After Father Joe Wolf, pastor of Our Lady of the River Parish, gave a blessing, guests dined on chicken, sandwiches, veggies, fruits and cookies. They also helped themselves to a candy “bar.” On the dance floor, guests and volunteers performed the “Electric Slide” as the DJ instructed “one, two, forward, back!” The crowd went wild when DJs played “Who Let The Dogs Out.”

“It’s so much fun; it’s so cool!” exclaimed guest Francine Pace, 15. As a young woman with autism, she struggles at times to fit in. But at the prom, she was “happy to be hanging out with all my friends!”

Barb Arland-Fye
Special needs guests were treated to a prom at the Quad-Cities Waterfront Convention Center in Bettendorf Feb. 10. The Tim Tebow Foundation provided a grant to help make the prom
possible.

Guests and volunteers alike enjoyed the prom. Volunteer Jim Schmertmann, who described his duties as meeting and greeting guests, said: “They’re excited to be here. This is an exciting event. I’m excited to be here!”

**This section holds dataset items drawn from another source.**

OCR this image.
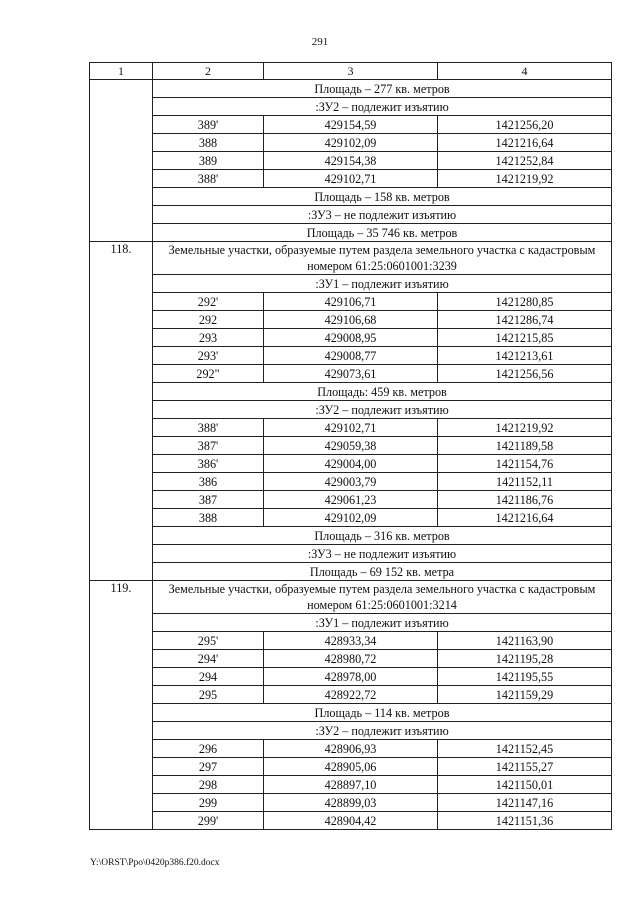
291
1	2	3	4
	Площадь – 277 кв. метров		
	:ЗУ2 – подлежит изъятию		
	389'	429154,59	1421256,20
	388	429102,09	1421216,64
	389	429154,38	1421252,84
	388'	429102,71	1421219,92
	Площадь – 158 кв. метров		
	:ЗУ3 – не подлежит изъятию		
	Площадь – 35 746 кв. метров		
118.	Земельные участки, образуемые путем раздела земельного участка с кадастровым номером 61:25:0601001:3239		
	:ЗУ1 – подлежит изъятию		
	292'	429106,71	1421280,85
	292	429106,68	1421286,74
	293	429008,95	1421215,85
	293'	429008,77	1421213,61
	292"	429073,61	1421256,56
	Площадь: 459 кв. метров		
	:ЗУ2 – подлежит изъятию		
	388'	429102,71	1421219,92
	387'	429059,38	1421189,58
	386'	429004,00	1421154,76
	386	429003,79	1421152,11
	387	429061,23	1421186,76
	388	429102,09	1421216,64
	Площадь – 316 кв. метров		
	:ЗУ3 – не подлежит изъятию		
	Площадь – 69 152 кв. метра		
119.	Земельные участки, образуемые путем раздела земельного участка с кадастровым номером 61:25:0601001:3214		
	:ЗУ1 – подлежит изъятию		
	295'	428933,34	1421163,90
	294'	428980,72	1421195,28
	294	428978,00	1421195,55
	295	428922,72	1421159,29
	Площадь – 114 кв. метров		
	:ЗУ2 – подлежит изъятию		
	296	428906,93	1421152,45
	297	428905,06	1421155,27
	298	428897,10	1421150,01
	299	428899,03	1421147,16
	299'	428904,42	1421151,36
Y:\ORST\Ppo\0420p386.f20.docx
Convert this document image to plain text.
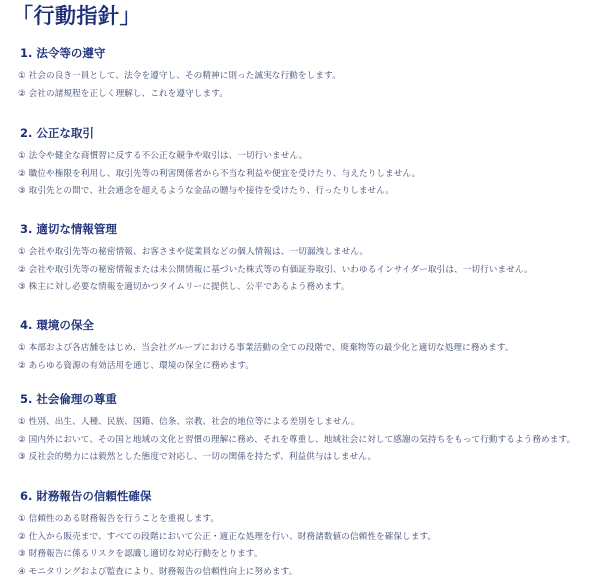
「行動指針」
1. 法令等の遵守
① 社会の良き一員として、法令を遵守し、その精神に則った誠実な行動をします。
② 会社の諸規程を正しく理解し、これを遵守します。
2. 公正な取引
① 法令や健全な商慣習に反する不公正な競争や取引は、一切行いません。
② 職位や権限を利用し、取引先等の利害関係者から不当な利益や便宜を受けたり、与えたりしません。
③ 取引先との間で、社会通念を超えるような金品の贈与や接待を受けたり、行ったりしません。
3. 適切な情報管理
① 会社や取引先等の秘密情報、お客さまや従業員などの個人情報は、一切漏洩しません。
② 会社や取引先等の秘密情報または未公開情報に基づいた株式等の有価証券取引、いわゆるインサイダー取引は、一切行いません。
③ 株主に対し必要な情報を適切かつタイムリーに提供し、公平であるよう務めます。
4. 環境の保全
① 本部および各店舗をはじめ、当会社グループにおける事業活動の全ての段階で、廃棄物等の最少化と適切な処理に務めます。
② あらゆる資源の有効活用を通じ、環境の保全に務めます。
5. 社会倫理の尊重
① 性別、出生、人種、民族、国籍、信条、宗教、社会的地位等による差別をしません。
② 国内外において、その国と地域の文化と習慣の理解に務め、それを尊重し、地域社会に対して感謝の気持ちをもって行動するよう務めます。
③ 反社会的勢力には毅然とした態度で対応し、一切の関係を持たず、利益供与はしません。
6. 財務報告の信頼性確保
① 信頼性のある財務報告を行うことを重視します。
② 仕入から販売まで、すべての段階において公正・適正な処理を行い、財務諸数値の信頼性を確保します。
③ 財務報告に係るリスクを認識し適切な対応行動をとります。
④ モニタリングおよび監査により、財務報告の信頼性向上に努めます。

“I think this is awesome. Everyone seems so happy and they’re having a good time,” said volunteer Bobbi Goetsch. She spent the earlier part of the day making corsages and boutonnieres with her mother, Cheryl Albee, and several other women.

Some guests needed a break from the stimulating music, lights and chatter and found refuge in the sensory room overseen by occupational therapist Bonnie Bobet-Beyhl. “We had a steady flow. I’m glad we had it,” she said.

Emcee Mike Mickle introduced the night’s events and a brief video clip of Tim Tebow, who delivered an affirming message to the guests about their worth and God’s love for them. “This is unbelievable,” Mickle said, when asked how the prom was going. “I’ve never seen so many smiling faces in one room. It really is their night to shine and you can really see that.”

Michelle Bibens, who worked closely with Hildebrand and others to organize “Night to Shine,” finally had a moment to watch the guests enjoying their night and said, “It was very emotional for me.”

The crowning of 250-plus kings and queens was a highlight for everyone. As she placed a tiara on a guest’s head, Julia Campbell, Miss Iowa’s Outstanding Teen, gave a warm smile and hug. “It’s so cool to be a part of this. It’s not just special for the guests. It was special for everyone.”